At some time I must gather all these various bits of information together into one coherent post because the milkweeds, like many others, have such a fascinating story.
My drawing is of the pod and the few remaining seeds. I think my studio maybe carpeted with little milkweed plants later this spring which will make Ant happy.( yes.. he/she/it is still here!)

Milkweed pod.

Leaf of the Day: Crown Flower

Today’s drawing is a study of the very beautiful Crown Flower, calotropis gigantea, or giant milkweed. After a day of frustrating computer, phone and general technological horrors it was lovely to sit down and look at the exquisite structure of this flower which has waited patiently in the fridge for 4 days. Actually these little flowers are rather good at surviving as they are one of the flowers used for Hawaiian Leis and were said to be amongst the favourite flowers of Queen Liliuokalani who was the last reigning monarch of the Hawaiian islands.

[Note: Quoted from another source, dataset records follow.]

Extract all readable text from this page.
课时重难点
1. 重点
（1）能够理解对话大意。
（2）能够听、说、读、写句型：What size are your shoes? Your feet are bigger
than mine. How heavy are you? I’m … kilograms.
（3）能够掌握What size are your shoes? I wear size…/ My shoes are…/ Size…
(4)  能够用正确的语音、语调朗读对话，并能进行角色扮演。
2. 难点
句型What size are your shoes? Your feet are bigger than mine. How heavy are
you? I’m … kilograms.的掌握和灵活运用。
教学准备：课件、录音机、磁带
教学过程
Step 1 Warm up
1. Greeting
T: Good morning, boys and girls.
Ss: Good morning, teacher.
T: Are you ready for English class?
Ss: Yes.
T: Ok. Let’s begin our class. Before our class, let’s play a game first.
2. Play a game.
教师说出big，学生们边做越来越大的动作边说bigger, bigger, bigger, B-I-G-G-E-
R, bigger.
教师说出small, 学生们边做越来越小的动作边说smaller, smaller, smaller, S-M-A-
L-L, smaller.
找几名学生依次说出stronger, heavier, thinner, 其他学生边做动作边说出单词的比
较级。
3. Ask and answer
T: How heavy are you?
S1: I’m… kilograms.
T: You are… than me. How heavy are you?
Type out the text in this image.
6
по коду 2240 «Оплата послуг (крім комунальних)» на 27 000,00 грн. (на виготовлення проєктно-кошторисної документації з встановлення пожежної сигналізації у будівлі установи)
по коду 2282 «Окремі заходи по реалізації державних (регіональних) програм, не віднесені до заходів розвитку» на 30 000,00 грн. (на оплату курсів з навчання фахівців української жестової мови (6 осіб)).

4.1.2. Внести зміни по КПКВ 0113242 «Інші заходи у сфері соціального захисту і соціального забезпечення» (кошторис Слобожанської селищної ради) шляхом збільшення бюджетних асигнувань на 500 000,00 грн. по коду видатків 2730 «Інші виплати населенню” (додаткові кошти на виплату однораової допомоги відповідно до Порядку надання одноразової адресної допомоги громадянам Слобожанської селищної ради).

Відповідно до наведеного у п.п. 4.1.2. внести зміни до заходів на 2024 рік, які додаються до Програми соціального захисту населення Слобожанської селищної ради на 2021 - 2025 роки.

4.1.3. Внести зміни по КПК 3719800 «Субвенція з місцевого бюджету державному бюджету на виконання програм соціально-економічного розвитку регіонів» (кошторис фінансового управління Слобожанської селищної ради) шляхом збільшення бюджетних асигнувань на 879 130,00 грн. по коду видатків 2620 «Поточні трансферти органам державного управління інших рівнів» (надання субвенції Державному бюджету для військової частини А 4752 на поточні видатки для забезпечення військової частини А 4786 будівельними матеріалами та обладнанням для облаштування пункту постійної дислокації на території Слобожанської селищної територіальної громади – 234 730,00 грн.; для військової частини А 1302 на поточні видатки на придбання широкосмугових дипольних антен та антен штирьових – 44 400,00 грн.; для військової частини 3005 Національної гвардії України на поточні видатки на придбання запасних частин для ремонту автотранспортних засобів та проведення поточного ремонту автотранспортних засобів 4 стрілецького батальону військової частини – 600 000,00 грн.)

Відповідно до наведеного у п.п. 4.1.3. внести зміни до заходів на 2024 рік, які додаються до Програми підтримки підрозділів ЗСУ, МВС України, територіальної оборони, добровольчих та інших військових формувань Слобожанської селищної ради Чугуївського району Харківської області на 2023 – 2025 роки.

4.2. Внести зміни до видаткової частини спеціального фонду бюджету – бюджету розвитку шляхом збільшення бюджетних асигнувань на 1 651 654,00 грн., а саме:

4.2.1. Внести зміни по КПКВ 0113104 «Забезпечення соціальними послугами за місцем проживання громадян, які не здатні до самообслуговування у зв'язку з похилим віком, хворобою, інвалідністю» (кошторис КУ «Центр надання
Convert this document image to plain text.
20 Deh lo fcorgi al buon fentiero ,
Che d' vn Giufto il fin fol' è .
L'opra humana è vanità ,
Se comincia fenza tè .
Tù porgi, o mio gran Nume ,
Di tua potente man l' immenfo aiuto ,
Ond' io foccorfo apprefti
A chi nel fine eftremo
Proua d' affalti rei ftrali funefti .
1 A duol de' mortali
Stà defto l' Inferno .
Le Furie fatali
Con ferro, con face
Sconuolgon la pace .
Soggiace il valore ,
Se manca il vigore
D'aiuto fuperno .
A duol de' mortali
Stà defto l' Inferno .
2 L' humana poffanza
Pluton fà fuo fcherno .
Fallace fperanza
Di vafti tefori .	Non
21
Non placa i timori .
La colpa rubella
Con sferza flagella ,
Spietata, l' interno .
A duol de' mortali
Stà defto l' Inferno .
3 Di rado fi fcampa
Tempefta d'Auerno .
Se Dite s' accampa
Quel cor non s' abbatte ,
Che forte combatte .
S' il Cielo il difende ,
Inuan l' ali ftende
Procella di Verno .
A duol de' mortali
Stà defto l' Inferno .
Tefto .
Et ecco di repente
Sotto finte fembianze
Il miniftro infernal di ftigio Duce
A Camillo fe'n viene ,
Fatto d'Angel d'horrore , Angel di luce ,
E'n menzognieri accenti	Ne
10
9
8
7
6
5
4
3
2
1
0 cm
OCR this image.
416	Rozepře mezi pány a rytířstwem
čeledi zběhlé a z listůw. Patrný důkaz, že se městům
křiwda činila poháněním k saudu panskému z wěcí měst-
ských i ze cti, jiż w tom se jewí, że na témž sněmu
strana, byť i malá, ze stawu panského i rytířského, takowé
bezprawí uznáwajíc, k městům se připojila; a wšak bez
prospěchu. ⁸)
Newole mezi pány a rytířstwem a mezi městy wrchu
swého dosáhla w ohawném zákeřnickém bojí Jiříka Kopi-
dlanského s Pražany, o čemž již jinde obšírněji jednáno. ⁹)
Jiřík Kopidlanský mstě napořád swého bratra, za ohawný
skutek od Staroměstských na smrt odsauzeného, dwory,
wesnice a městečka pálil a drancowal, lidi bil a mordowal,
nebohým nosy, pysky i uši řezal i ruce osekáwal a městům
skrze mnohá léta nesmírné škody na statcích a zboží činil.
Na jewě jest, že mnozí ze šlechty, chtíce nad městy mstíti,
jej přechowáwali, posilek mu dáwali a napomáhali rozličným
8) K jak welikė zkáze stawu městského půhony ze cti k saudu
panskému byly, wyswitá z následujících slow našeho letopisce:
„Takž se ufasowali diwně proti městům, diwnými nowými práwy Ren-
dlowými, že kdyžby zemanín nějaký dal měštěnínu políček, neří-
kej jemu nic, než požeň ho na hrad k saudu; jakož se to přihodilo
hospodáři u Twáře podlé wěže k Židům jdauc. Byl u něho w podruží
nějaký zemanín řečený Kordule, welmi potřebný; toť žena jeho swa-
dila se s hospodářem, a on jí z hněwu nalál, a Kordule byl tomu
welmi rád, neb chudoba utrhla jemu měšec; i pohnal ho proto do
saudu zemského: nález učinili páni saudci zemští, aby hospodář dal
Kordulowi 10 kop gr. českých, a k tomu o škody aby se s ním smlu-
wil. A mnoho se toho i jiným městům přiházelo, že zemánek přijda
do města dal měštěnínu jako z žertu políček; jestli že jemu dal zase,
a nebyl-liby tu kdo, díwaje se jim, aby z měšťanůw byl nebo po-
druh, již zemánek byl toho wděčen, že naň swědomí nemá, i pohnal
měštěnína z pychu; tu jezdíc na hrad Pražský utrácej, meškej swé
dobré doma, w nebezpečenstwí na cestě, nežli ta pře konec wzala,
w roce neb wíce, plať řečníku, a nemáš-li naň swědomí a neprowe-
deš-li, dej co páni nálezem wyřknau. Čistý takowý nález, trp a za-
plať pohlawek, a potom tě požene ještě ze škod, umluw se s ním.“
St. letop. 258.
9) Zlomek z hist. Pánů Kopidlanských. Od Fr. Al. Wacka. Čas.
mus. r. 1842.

Another Hawaii beauty from www.dakinedecor.com

Asclepias are named after Asklepios, the god of medicine in ancient Greece who professed to be able to raise the dead. It’s not entirely clear if he did this with Milkweeds as some are extremely toxic!
The God Hades, fearing an alarming loss of souls for his underworld kingdom, persuaded Zeus kill Asklepios. To cut a long and complicated story short, involving snakes, cyclops, Apollo and a host of other luminaries, Zeus eventually regretted his actions and immortalised Asklepios in the starry constellation known as the “serpent-bearer,” hence the serpent twined round the staff which is still the symbol of the medical profession.

The “design” of this flower is just beautiful, as is Rene Binet’s famous design for the entrance to the World Exposition in Paris, 1900. Binet had based his design on a drawing from the bologist Ernst Haeckel’s wonderful “Art Forms in Nature” which I am sure I will be returning to very soon.